Lipi-Deep Red

This plan only provides a guide, please modify it to meet your specific needs.

1. Preparation of Staining Solution

(1) Stock solution: Balance at room temperature for at least 10 minutes, briefly centrifuge, and dissolve Lipi-Deep Red in DMSO to prepare a 0.1 mM stock solution. After preparation, aliquot the stock solution and store it at -20℃ away from light for up to one month.

(2) Working solution: Dilute the stock solution with an appropriate buffer (such as serum-free medium, HBSS or PBS) to prepare a working solution of Lipi-Deep Red at a concentration of 0.1 - 0.5 μM.

Note:

① The working solution should be freshly prepared and used immediately.

② Serum-containing medium can also be used instead of serum-free medium.

③ For the best staining results, it is recommended to determine the optimal probe concentration and staining time based on the actual cell conditions during the initial experiment.

2. Cell suspension staining (taking 6-well plate as an example)

(1) Centrifuge suspended cells at 1000g for 3-5 minutes. Discard the supernatant and wash twice with PBS for 5 minutes each time.

(2) Wash the adherent cells twice with PBS, add trypsin to digest the cells, and centrifuge at 1000g for 3-5 minutes after digestion is completed.

(3) Add 1 mL of dye working solution to resuspend the cells, and incubate at 37℃ in the dark for 30-45minutes. The optimal culture time for different cells is different.

(4) After the incubation, centrifuge at 1000g for 5 minutes, remove the supernatant, and add PBS to wash 2-3 times, 5 minutes each time.
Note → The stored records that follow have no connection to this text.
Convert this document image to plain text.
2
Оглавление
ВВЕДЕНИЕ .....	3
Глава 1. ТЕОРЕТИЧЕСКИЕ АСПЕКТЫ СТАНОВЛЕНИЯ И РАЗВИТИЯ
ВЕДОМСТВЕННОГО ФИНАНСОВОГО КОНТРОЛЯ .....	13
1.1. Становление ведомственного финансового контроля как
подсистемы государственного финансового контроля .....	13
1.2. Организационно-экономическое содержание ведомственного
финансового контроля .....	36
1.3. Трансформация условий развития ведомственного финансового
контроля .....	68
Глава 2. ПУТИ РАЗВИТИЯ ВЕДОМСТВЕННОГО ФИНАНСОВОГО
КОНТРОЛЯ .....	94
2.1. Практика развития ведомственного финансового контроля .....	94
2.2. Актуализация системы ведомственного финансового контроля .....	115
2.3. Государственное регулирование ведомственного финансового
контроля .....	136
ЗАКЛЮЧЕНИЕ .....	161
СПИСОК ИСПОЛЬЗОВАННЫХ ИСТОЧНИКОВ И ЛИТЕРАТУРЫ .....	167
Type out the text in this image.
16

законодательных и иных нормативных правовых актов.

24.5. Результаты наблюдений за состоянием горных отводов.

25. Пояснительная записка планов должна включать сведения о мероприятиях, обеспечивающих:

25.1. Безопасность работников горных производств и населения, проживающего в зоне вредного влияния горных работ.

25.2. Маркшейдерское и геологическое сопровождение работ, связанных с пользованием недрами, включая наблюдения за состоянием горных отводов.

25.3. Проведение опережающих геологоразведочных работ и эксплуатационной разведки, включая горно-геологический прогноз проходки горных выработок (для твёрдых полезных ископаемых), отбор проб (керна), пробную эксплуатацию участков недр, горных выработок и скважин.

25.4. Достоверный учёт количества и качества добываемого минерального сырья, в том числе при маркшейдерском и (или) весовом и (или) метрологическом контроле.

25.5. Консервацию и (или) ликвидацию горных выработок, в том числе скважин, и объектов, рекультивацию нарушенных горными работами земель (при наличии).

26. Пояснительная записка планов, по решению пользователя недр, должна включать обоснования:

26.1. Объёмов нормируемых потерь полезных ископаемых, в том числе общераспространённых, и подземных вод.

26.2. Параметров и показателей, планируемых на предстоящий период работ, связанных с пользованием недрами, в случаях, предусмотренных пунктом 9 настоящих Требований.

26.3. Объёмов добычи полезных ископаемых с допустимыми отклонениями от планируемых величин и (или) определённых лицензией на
(5) Use serum-free cell culture medium or PBS to resuspend the cells and observe them through fluorescence microscopy or flow cytometry.

3. Cell adhesion staining

(1) Culture adherent cells on sterile coverslips.

(2) Remove the coverslip from the culture medium, aspirate the excess culture medium, and place the coverslip in a humid environment.

(3) Add 100 μL of dye working solution from one corner of the coverslip, shake gently to evenly cover all cells with the dye, and incubate at 37℃ in the dark for 30-45 minutes.

(4) Aspirate away the dye working solution and use culture solution to wash the coverslip 2 to 3 times for 5 minutes each time.

4. Observe using a fluorescence microscope or flow cytometer. Lipi-Deep Red has a maximum excitation/emission wavelength of 640/650-700 nm.

Note: If no fluorescence signal is observed, please try the following methods:

(1) Some cells have small lipid droplets. If it is difficult to confirm, it is recommended to increase the magnification of the fluorescence microscope.

(2) Extend the staining time to 1-2 hours.

(3) Increase the working solution concentration (increase the Lipi-Deep Red working solution concentration to 1 μM).

(4) You can add 200 μM oleic acid (cat. No. GC49917) to the cells and culture overnight as a positive control for observation and evaluation.

5. Staining steps for fixed cells:

It is recommended to fix cells with paraformaldehyde (PFA). Fixing cells with alcohols such as methanol is not recommended as it may affect the structure of lipid droplets. For some cell types, if there is no staining or insufficient staining intensity during the staining process, the optimal fixation conditions need to be explored.

(1) Example of staining after cell fixation (using HepG2 cells as an example)

a. Seed HepG2 cells in a Slide 8-well plate and incubate overnight in a 37℃ 5% CO₂ incubator.

b. Remove the culture medium and wash twice with PBS.

c. Add Lipi working solution prepared in PBS to the cells and incubate in a 37℃ incubator for 15 minutes.

d. Remove the supernatant and wash twice with PBS.

e. Add 4% PFA (in PBS) and fix at room temperature for 5 minutes.

f. Remove the supernatant, wash with PBS, and observe under a fluorescence microscope.

(2) Example of staining before cell fixation (using HeLa cells as an example)

a. Seed HeLa cells in a Slide 8-well plate and incubate overnight in a 37℃ 5% CO₂ incubator.

b. Remove the culture medium and wash twice with PBS.

c. Add 4% PFA (in PBS) and fix at room temperature for 5 minutes.

d. Remove the supernatant and wash twice with PBS.

e. Add Lipi working solution prepared in PBS to the cells and incubate in a 37℃ incubator for 30 minutes.

f. Remove the supernatant, wash with PBS, and observe under a fluorescence microscope.

Precautions:

1) Fluorescent dyes all have quenching problems. Please avoid light as much as possible to slow down fluorescence quenching.

2) For your safety and health, please wear a lab coat and disposable gloves.